The peasants looked at each other; and whether it was my accent, my impudence, or my strange dress and appearance, or all together, I can not say, but, after a few seconds' pause, they burst out into a roar of laughter, in the midst of which my two comrades came up.

"We saw the sheep feeding on the hills, yonder," said I, recovering self-possession, "and guessed that by giving them chase, they'd lead us to some inhabited spot. What is this place called?"

"Shindrennin," said a man who seemed to be the chief of the party; "and, if I might make so bould, who are you, yourselves?"

"French officers; this is my colonel," said I, pointing to Charost, who was wiping his forehead and face after his late exertion.

The information, far from producing the electric effect of pleasure I had anticipated, was received with a coldness, almost amounting to fear, and they spoke eagerly together for some minutes in Irish.

"Our allies evidently don't like the look of us," said Charost, laughing; "and if the truth must be told, I own the disappointment is mutual."

"'Tis too late you come sir," said the peasant, addressing the colonel, while he removed his hat, and assumed an air of respectful deference. "'Tis all over with poor Ireland, this time."

"Tell him," said Charost, to whom I translated the speech, "that it's never too late to assert a good cause: that we have got arms for twenty thousand, if they have but hands and hearts to use them. Tell him that a French army is now lying in that bay yonder, ready and able to accomplish the independence of Ireland."

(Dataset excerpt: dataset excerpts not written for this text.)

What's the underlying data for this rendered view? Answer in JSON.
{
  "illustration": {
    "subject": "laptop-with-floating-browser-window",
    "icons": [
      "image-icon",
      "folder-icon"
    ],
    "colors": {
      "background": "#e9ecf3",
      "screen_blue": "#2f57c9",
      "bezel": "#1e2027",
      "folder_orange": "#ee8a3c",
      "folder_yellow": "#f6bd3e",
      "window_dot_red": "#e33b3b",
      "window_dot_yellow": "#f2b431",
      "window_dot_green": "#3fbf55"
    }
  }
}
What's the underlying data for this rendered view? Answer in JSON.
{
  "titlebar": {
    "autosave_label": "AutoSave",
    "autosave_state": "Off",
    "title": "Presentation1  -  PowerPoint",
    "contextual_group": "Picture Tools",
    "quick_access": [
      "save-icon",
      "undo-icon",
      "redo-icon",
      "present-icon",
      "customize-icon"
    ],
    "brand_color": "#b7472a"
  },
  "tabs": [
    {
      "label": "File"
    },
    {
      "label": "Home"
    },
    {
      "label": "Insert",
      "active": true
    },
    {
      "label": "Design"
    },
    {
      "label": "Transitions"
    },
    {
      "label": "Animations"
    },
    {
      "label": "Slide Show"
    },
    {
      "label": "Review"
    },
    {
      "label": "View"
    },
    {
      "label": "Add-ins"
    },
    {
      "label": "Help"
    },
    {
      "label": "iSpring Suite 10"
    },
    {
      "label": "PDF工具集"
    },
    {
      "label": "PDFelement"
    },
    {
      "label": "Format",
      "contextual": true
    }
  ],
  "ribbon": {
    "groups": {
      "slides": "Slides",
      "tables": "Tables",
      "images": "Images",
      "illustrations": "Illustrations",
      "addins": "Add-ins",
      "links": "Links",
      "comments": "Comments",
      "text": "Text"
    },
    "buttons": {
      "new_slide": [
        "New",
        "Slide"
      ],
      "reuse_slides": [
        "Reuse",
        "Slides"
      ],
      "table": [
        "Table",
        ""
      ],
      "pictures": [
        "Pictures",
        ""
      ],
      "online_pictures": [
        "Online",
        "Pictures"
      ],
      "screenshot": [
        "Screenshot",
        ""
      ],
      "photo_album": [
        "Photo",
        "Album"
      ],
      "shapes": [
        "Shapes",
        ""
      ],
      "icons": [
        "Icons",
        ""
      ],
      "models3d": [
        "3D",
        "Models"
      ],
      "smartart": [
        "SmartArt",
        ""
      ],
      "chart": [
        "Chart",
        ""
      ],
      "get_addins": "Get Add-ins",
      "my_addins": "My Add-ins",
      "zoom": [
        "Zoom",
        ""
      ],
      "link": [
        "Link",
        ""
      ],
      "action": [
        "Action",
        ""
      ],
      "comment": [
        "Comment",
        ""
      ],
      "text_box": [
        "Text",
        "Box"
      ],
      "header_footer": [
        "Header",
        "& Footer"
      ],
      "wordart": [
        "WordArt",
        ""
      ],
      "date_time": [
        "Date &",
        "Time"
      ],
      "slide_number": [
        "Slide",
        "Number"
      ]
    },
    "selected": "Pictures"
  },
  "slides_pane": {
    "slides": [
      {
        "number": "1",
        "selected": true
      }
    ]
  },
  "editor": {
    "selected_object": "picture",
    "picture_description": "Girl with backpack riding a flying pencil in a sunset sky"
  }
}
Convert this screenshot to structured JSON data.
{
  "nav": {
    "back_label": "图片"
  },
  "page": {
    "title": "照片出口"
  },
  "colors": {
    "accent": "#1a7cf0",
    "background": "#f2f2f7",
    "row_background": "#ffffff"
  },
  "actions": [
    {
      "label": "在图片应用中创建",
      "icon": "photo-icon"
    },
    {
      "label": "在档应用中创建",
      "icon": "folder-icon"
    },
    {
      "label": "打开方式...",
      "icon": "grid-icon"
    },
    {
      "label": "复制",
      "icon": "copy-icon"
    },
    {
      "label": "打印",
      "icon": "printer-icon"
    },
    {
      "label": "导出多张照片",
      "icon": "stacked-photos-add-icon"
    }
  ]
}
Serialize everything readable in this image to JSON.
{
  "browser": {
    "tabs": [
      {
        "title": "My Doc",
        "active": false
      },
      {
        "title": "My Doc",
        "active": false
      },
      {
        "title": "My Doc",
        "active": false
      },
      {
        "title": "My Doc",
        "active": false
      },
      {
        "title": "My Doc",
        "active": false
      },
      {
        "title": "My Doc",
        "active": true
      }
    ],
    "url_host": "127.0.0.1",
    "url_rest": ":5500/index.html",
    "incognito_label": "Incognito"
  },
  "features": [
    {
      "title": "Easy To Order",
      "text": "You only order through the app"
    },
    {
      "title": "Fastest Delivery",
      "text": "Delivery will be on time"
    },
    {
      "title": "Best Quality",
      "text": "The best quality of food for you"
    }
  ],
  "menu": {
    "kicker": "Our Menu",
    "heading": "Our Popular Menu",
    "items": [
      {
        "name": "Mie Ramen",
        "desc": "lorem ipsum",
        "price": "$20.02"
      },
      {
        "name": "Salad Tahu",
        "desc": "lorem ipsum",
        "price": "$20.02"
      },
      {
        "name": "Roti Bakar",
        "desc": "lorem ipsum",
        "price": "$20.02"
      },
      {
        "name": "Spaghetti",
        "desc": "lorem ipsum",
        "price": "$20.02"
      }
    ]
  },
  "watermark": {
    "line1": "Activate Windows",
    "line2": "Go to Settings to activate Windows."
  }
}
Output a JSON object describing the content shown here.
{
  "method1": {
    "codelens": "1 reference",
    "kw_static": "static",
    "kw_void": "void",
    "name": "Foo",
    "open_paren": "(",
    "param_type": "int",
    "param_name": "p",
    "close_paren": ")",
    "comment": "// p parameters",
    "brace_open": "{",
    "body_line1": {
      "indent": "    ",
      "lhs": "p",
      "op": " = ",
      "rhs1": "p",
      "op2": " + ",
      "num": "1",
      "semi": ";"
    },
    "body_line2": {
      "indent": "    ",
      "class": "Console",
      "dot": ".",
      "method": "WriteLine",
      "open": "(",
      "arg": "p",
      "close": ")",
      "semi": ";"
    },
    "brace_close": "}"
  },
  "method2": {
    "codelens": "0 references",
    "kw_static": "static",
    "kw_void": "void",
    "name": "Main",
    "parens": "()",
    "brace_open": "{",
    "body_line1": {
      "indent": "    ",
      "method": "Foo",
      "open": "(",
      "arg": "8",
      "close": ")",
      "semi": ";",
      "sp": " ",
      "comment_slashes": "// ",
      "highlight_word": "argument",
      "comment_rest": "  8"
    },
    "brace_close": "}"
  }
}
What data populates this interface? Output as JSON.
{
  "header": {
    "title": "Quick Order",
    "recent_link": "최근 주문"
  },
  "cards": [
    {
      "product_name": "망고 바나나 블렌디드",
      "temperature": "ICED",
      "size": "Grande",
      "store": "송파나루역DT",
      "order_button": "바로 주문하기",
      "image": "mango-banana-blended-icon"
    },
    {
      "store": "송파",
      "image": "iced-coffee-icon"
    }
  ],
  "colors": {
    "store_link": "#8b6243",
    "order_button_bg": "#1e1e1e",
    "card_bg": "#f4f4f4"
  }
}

I delivered my speech as pompously as it was briefed to me; and, although I was listened to in silence, and respectfully, it was plain my words carried little or no conviction with them. Not caring to waste more of our time in such discourse, I now inquired about the country—in what directions lay the high roads, and the relative situations of the towns of Killala, Castlebar, and Ballina, the only places of comparative importance in the neighborhood. I next asked about the landing-places, and learned that a small fishing-harbor existed, not more than half a mile from the spot where we had landed, from which a little country road lay to the village of Palmerstown. As to the means of transporting baggage, guns, and ammunition, there were few horses to be had, but with money we might get all we wanted; indeed, the peasants constantly referred to this means of success, even to asking "what the French would give a man that was to join them?" If I did not translate the demand with fidelity to my colonel, it was really that a sense of shame prevented me. My whole heart was in the cause; and I could not endure the thought of its being degraded in this way. It was growing duskish, and the colonel proposed that the peasant should show us the way to the fishing-harbor he spoke of, while some other of the party might go round to our boat, and direct them to follow us thither. The arrangement was soon made, and we all sauntered down toward the shore, chatting over the state of the country, and the chances of a successful rising. From the specimen before me, I was not disposed to be over sanguine about the peasantry. The man was evidently disaffected toward England. He bore her neither good-will nor love; but his fears were greater than all else. He had never heard of any thing but failure in all attempts against her; and he could not believe in any other result. Even the aid and alliance of France inspired no other feeling than distrust; for he said more than once, "Sure, what can harm yez? Haven't ye yer ships, beyant, to take yez away, if things goes bad?"

I was heartily glad that Colonel Charost knew so little English, that the greater part of the peasant's conversation was unintelligible to him, since, from the first, he had always spoken of the expedition in terms of disparagement; and certainly what we were now to hear was not of a nature to controvert the prediction.